Okay, fine: They both won, in the sense that they both did what they needed to do. Palin needed to arrest her slide into political oblivion, to hold her own on the stage with Biden, and to give the TV pundit class - which has the most bizarre love-hate relationship with her I've ever seen them have with a candidate - a reason to switch their narrative from "Palin flops!" to "Palin exceeds expectations!" She accomplished all that, and showed, I think, flashes of real promise as a national politician. (As well as, yes, flashes of the awkwardness, unpreparedness, and syntactical weirdness that made the Couric interview such an epic fiasco.) She clearly restored her standing among wavering conservatives, and I suspect did herself a solid with undecideds and independents as well - and the initial polls seem to bear that reading out.
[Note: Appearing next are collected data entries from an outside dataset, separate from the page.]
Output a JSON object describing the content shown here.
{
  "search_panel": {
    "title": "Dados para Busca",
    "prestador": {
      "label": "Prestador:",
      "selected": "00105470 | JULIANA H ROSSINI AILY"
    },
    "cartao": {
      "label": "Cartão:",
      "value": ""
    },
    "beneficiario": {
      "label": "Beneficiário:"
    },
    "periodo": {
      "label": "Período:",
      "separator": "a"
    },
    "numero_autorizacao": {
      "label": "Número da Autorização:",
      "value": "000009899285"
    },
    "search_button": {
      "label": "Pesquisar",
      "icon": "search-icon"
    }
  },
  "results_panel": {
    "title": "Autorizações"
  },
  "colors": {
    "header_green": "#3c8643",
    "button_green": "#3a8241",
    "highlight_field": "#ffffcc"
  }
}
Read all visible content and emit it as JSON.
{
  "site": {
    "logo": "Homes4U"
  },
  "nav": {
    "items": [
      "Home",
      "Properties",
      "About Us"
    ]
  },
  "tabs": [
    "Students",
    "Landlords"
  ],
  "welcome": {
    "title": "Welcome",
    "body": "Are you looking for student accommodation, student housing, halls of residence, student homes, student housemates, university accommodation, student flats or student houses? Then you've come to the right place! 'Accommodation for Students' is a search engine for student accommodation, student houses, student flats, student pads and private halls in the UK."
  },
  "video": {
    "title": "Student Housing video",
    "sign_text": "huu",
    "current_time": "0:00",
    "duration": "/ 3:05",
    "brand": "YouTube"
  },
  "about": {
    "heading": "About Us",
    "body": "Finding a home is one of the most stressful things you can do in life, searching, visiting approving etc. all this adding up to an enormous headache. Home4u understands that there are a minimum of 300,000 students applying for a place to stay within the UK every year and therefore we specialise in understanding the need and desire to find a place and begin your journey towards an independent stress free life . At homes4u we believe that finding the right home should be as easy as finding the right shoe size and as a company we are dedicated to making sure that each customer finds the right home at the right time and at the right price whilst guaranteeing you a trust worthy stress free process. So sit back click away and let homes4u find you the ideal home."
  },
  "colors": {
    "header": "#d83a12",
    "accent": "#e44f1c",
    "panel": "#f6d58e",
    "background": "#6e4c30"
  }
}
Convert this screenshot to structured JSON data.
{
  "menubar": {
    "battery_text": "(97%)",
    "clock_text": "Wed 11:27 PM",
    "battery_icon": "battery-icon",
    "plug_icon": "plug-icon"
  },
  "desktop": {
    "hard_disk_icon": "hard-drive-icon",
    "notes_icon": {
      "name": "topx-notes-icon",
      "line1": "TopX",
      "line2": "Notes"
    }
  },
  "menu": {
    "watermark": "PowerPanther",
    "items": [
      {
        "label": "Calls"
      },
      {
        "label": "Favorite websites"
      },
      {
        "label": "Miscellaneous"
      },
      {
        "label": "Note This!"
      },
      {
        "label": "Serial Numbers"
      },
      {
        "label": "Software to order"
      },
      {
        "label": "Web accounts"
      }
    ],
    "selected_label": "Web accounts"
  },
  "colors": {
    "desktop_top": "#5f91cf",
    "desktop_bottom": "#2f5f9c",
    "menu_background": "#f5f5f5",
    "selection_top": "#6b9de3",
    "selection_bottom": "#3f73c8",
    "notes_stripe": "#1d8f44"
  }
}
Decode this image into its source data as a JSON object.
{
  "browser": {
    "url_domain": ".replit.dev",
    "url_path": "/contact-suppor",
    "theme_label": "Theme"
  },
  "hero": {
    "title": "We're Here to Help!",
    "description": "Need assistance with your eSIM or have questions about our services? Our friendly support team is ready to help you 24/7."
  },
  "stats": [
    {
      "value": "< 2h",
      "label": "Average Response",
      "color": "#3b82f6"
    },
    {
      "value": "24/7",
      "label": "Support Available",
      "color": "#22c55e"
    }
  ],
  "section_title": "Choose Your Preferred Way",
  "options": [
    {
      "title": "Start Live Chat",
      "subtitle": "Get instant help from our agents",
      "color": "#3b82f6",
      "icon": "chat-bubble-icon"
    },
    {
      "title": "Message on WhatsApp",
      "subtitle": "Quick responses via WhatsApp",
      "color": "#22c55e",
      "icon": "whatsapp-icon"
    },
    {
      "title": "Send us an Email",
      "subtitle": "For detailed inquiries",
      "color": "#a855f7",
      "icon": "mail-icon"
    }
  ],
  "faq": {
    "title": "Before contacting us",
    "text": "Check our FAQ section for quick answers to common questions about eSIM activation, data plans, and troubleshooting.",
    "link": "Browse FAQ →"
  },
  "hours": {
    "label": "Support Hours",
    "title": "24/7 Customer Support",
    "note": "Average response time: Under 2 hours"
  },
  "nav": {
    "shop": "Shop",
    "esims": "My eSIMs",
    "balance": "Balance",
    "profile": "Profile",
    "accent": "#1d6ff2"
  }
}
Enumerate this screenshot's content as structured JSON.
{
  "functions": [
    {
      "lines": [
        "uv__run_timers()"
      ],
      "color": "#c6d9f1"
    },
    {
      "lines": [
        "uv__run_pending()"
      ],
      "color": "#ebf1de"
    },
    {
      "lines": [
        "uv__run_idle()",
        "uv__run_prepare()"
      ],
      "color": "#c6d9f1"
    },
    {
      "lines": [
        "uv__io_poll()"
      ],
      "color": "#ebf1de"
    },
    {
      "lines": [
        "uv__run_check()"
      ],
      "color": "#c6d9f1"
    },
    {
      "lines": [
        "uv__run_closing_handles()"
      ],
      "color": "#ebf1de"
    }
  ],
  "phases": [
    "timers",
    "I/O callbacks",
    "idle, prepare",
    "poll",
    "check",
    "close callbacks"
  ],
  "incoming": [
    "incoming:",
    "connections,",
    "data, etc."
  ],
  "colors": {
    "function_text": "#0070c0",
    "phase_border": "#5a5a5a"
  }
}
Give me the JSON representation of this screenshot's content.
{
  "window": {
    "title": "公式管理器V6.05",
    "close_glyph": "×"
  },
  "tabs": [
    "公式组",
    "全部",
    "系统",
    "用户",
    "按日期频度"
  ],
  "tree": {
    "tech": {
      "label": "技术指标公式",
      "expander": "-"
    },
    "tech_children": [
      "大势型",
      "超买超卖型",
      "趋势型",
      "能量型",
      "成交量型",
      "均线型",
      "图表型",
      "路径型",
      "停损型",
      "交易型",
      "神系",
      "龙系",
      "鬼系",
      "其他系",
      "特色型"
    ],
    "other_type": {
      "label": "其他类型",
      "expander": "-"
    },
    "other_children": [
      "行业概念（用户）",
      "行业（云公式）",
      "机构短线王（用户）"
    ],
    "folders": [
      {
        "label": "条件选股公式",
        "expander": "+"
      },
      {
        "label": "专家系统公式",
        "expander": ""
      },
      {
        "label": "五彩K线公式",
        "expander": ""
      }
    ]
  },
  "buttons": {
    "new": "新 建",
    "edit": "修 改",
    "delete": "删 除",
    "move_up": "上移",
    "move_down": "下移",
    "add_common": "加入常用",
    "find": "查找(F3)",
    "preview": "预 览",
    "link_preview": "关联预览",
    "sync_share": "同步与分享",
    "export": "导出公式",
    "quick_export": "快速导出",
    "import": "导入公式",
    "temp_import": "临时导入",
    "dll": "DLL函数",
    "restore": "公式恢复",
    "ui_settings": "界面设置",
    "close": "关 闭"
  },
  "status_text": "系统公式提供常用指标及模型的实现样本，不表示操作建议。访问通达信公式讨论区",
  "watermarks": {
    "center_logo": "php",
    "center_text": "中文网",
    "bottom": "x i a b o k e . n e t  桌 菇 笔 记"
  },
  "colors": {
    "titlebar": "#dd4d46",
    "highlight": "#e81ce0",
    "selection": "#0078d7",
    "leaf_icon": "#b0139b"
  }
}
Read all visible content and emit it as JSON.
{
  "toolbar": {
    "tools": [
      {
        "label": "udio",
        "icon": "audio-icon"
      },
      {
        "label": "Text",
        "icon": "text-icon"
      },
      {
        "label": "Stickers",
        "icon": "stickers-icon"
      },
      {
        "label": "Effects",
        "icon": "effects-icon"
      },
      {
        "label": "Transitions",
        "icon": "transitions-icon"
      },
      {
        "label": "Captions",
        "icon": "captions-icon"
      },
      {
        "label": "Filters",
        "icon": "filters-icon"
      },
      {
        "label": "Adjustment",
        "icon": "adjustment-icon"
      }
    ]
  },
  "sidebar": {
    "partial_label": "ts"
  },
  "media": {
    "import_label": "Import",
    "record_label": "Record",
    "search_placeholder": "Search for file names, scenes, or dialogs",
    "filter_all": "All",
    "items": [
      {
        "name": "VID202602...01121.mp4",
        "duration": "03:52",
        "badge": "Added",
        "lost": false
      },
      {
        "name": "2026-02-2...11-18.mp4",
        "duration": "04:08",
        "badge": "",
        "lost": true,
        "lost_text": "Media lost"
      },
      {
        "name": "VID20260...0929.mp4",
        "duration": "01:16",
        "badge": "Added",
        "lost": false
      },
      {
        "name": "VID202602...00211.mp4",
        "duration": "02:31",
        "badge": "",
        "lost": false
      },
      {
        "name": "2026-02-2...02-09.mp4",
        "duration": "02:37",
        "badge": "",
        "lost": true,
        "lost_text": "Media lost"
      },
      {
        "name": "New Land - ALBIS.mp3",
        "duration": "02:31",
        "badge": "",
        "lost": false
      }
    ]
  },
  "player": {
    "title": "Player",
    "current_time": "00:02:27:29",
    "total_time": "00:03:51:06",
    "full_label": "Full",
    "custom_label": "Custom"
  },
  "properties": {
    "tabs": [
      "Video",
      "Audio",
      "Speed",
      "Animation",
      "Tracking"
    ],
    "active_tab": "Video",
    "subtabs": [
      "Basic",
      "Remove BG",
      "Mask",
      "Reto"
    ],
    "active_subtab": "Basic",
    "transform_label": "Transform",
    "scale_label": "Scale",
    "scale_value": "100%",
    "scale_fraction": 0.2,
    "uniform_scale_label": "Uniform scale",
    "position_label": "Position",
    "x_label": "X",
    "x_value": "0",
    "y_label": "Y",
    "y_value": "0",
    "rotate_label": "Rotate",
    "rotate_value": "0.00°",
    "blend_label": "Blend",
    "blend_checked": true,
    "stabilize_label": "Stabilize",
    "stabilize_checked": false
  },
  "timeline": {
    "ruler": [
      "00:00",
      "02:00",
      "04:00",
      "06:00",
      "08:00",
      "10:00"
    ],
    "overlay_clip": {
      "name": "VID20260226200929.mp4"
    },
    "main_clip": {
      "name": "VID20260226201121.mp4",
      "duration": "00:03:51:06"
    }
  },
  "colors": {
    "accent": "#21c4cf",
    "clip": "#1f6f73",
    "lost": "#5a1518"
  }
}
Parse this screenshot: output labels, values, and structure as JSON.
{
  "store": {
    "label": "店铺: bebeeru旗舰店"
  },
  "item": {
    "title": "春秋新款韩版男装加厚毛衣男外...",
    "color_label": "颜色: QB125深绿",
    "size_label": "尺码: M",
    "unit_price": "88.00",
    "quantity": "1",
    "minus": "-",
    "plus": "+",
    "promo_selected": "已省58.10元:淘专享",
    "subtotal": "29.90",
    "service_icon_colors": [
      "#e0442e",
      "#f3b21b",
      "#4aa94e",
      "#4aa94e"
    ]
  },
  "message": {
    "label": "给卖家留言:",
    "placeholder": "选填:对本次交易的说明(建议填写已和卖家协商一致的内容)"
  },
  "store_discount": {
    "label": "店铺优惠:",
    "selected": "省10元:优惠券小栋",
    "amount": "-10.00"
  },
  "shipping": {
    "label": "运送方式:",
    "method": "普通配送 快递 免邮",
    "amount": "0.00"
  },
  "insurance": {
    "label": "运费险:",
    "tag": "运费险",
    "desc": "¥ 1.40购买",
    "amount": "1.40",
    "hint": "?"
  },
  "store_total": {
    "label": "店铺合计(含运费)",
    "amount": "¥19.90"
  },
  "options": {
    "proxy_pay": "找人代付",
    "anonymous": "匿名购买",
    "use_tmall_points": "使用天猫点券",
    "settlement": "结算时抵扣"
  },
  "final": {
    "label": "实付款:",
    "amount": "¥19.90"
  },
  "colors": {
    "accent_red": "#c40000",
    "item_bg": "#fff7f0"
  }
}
But those same initial polls also show respondents giving it to Biden, and I'm not all that surprised. He didn't need to wipe the floor with her in order to win, and he wisely didn't try; he just needed to sound more authoritative, nuanced, and experienced than her, to hammer away at John McCain, and to generally play defense for a ticket that's on its way to victory at the moment. And I think he succeeded. The Democrats have a lot of built-in advantages in this election cycle, and judging by the public's reaction to the first debate, the key to victory for Obama-Biden is to do no harm - don't squander your advantages, don't freak out when the Republicans score their points on the surge and offshore drilling, and just be sure to always nudge the conversation back to the economy, to middle-class tax cuts versus tax cuts for the rich, to health care, and to George W. Bush's record. So while Sarah Palin did an awful lot for Sarah Palin tonight, there was only so much she could do for her running mate - given her own limits, but especially given the state of the country, and the gulf between the issues the McCain campaign wants to fight on and the issues voters care about. She's saved herself from Quayle-dom, but Obama-Biden is one debate closer to victory.